戦後生まれの自分(最早、老年)にとって戦争とは親を始めとした周りの大人たちの(今では年老いて多くの人達が亡くなっている)辛い体験談でしか知る事の出来ない事件(?)だった様に思う。
彼等の話は何かのきっかけが有った時、思わず口に出て来たのだった。例えば私の小学校の担任の先生の一人は、シベリアから復員してきたらしかったがその事は言わなかった。唯、冬の或る日の授業中、経緯は忘れたが、授業を脱線し戦争の頃の話になった事が有った。
それは未だに忘れられない話で、真冬のシベリアでの事、濡れた手拭があっという間に凍る極寒の日、何かの罰で部屋から戸外に追い出された仲間が泣き叫びながら謝り、建物の中に入れて呉れと、外からドアや壁を手で掻き毟り、指先から出た血があちこちに凍りついていた事が有ったと言う話だった。
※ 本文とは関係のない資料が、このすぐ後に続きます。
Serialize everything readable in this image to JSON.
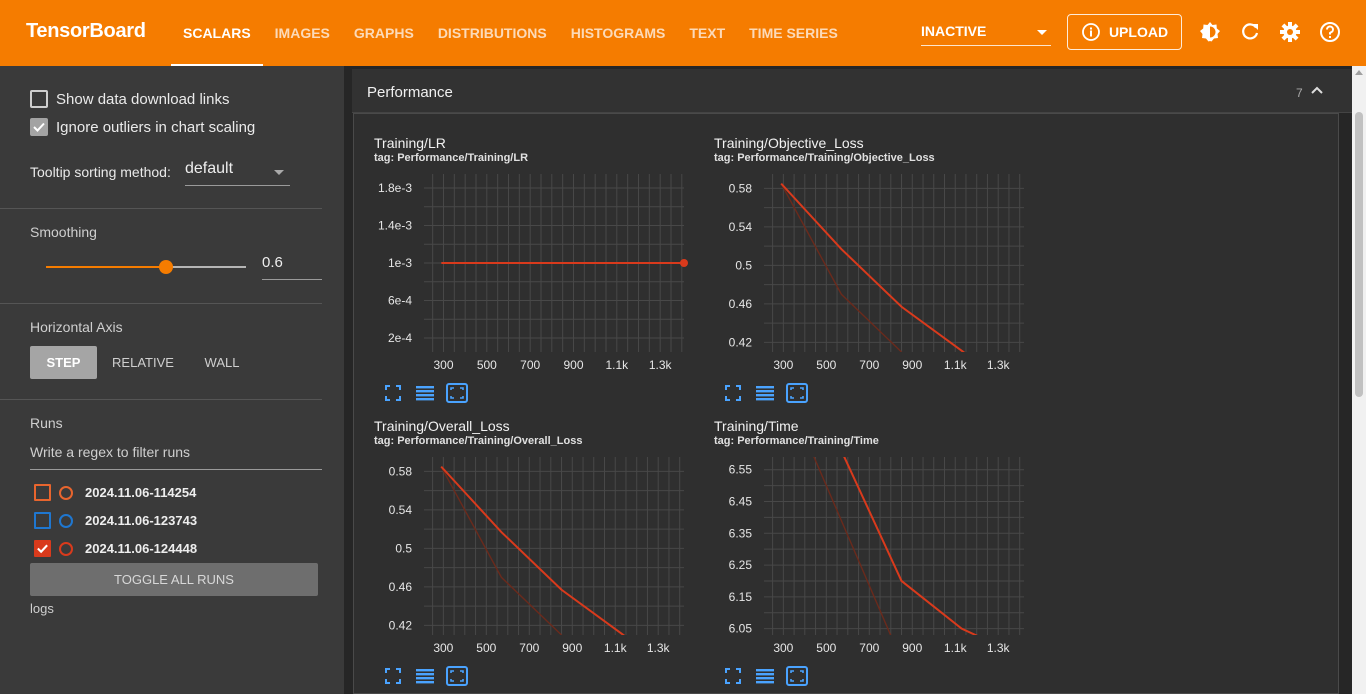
{
  "header": {
    "brand": "TensorBoard",
    "tabs": [
      {
        "label": "SCALARS",
        "active": true
      },
      {
        "label": "IMAGES",
        "active": false
      },
      {
        "label": "GRAPHS",
        "active": false
      },
      {
        "label": "DISTRIBUTIONS",
        "active": false
      },
      {
        "label": "HISTOGRAMS",
        "active": false
      },
      {
        "label": "TEXT",
        "active": false
      },
      {
        "label": "TIME SERIES",
        "active": false
      }
    ],
    "status": "INACTIVE",
    "upload_label": "UPLOAD",
    "accent_color": "#f57c00"
  },
  "sidebar": {
    "show_download_label": "Show data download links",
    "show_download_checked": false,
    "ignore_outliers_label": "Ignore outliers in chart scaling",
    "ignore_outliers_checked": true,
    "tooltip_label": "Tooltip sorting method:",
    "tooltip_value": "default",
    "smoothing_label": "Smoothing",
    "smoothing_value": "0.6",
    "smoothing_fraction": 0.6,
    "horizontal_axis_label": "Horizontal Axis",
    "axis_options": [
      "STEP",
      "RELATIVE",
      "WALL"
    ],
    "axis_selected": "STEP",
    "runs_label": "Runs",
    "filter_placeholder": "Write a regex to filter runs",
    "runs": [
      {
        "name": "2024.11.06-114254",
        "color": "#e8652e",
        "checked": false
      },
      {
        "name": "2024.11.06-123743",
        "color": "#1f77d0",
        "checked": false
      },
      {
        "name": "2024.11.06-124448",
        "color": "#d93a1c",
        "checked": true
      }
    ],
    "toggle_label": "TOGGLE ALL RUNS",
    "logs_label": "logs"
  },
  "main": {
    "group_title": "Performance",
    "group_count": "7"
  },
  "chart_data": [
    {
      "type": "line",
      "title": "Training/LR",
      "tag": "tag: Performance/Training/LR",
      "xticks": [
        "300",
        "500",
        "700",
        "900",
        "1.1k",
        "1.3k"
      ],
      "xtick_values": [
        300,
        500,
        700,
        900,
        1100,
        1300
      ],
      "yticks": [
        "1.8e-3",
        "1.4e-3",
        "1e-3",
        "6e-4",
        "2e-4"
      ],
      "ytick_values": [
        0.0018,
        0.0014,
        0.001,
        0.0006,
        0.0002
      ],
      "xlim": [
        210,
        1410
      ],
      "ylim": [
        5e-05,
        0.00195
      ],
      "series": [
        {
          "x": [
            290,
            1410
          ],
          "y": [
            0.001,
            0.001
          ],
          "color": "#d93a1c",
          "smoothed": true,
          "end_marker": true
        }
      ]
    },
    {
      "type": "line",
      "title": "Training/Objective_Loss",
      "tag": "tag: Performance/Training/Objective_Loss",
      "xticks": [
        "300",
        "500",
        "700",
        "900",
        "1.1k",
        "1.3k"
      ],
      "xtick_values": [
        300,
        500,
        700,
        900,
        1100,
        1300
      ],
      "yticks": [
        "0.58",
        "0.54",
        "0.5",
        "0.46",
        "0.42"
      ],
      "ytick_values": [
        0.58,
        0.54,
        0.5,
        0.46,
        0.42
      ],
      "xlim": [
        210,
        1420
      ],
      "ylim": [
        0.41,
        0.595
      ],
      "series": [
        {
          "x": [
            290,
            570,
            850,
            1230
          ],
          "y": [
            0.585,
            0.517,
            0.457,
            0.395
          ],
          "color": "#d93a1c",
          "smoothed": true
        },
        {
          "x": [
            290,
            570,
            850
          ],
          "y": [
            0.585,
            0.47,
            0.41
          ],
          "color": "#6a2a1c",
          "smoothed": false
        }
      ]
    },
    {
      "type": "line",
      "title": "Training/Overall_Loss",
      "tag": "tag: Performance/Training/Overall_Loss",
      "xticks": [
        "300",
        "500",
        "700",
        "900",
        "1.1k",
        "1.3k"
      ],
      "xtick_values": [
        300,
        500,
        700,
        900,
        1100,
        1300
      ],
      "yticks": [
        "0.58",
        "0.54",
        "0.5",
        "0.46",
        "0.42"
      ],
      "ytick_values": [
        0.58,
        0.54,
        0.5,
        0.46,
        0.42
      ],
      "xlim": [
        210,
        1420
      ],
      "ylim": [
        0.41,
        0.595
      ],
      "series": [
        {
          "x": [
            290,
            570,
            850,
            1230
          ],
          "y": [
            0.585,
            0.517,
            0.457,
            0.395
          ],
          "color": "#d93a1c",
          "smoothed": true
        },
        {
          "x": [
            290,
            570,
            850
          ],
          "y": [
            0.585,
            0.47,
            0.41
          ],
          "color": "#6a2a1c",
          "smoothed": false
        }
      ]
    },
    {
      "type": "line",
      "title": "Training/Time",
      "tag": "tag: Performance/Training/Time",
      "xticks": [
        "300",
        "500",
        "700",
        "900",
        "1.1k",
        "1.3k"
      ],
      "xtick_values": [
        300,
        500,
        700,
        900,
        1100,
        1300
      ],
      "yticks": [
        "6.55",
        "6.45",
        "6.35",
        "6.25",
        "6.15",
        "6.05"
      ],
      "ytick_values": [
        6.55,
        6.45,
        6.35,
        6.25,
        6.15,
        6.05
      ],
      "xlim": [
        210,
        1420
      ],
      "ylim": [
        6.03,
        6.59
      ],
      "series": [
        {
          "x": [
            570,
            850,
            1130,
            1290
          ],
          "y": [
            6.61,
            6.2,
            6.05,
            6.0
          ],
          "color": "#d93a1c",
          "smoothed": true
        },
        {
          "x": [
            430,
            850
          ],
          "y": [
            6.61,
            5.95
          ],
          "color": "#6a2a1c",
          "smoothed": false
        }
      ]
    }
  ]
}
私は想像しただけでも身体が痛くなる様で、数十年経った今でも決して忘れられず心に深く刻み込まれている。
軍歌の中で 「父よあなたは強かった」 と言う歌が有るが、その歌詞の中に
♪ 父よあなたは強かった 骨まで凍る極寒に 背も届かぬクリーク(水路)に
三日も浸かって居たとやら 十日も食べずにいたとやら よくこそ討って下さった
という部分が有ったと思う。この歌詞の内容が、あの極寒時に建物の外に追い出された人の話と重なり、身を切られる思いがし、胸が痛くなる。そして同じ歌の最初の部分には逆に
♪ 父よあなたは強かった 兜も焦がす炎熱に 敵の屍と共に寝て
泥水すすり草を噛み 荒れた山河を幾千里・・・
と言う歌詞も有る。この様な厳しい状況は実話であり、末端の一兵士に対し容易に要求された行動だったのだろう。だが戦後、生き残った多くの作戦を立てた人、指揮した人達はこの状況を理解していたのだろうか?彼等自身が先ずこの様な体験をすべきだったと思う、自衛隊員は今でもやっているのだろうが・・・。最近テレビで戦争体験や記録映画が放映されるのを見るにつけ、遣り切れなさを感じる。
以前、吉田拓郎が歌っていた、
♪ 戦い続ける人の心を誰もが判ってるなら 戦い続ける人の心はあんなには燃えないだろう
現実の戦争はゲームではない事を思い知ろう。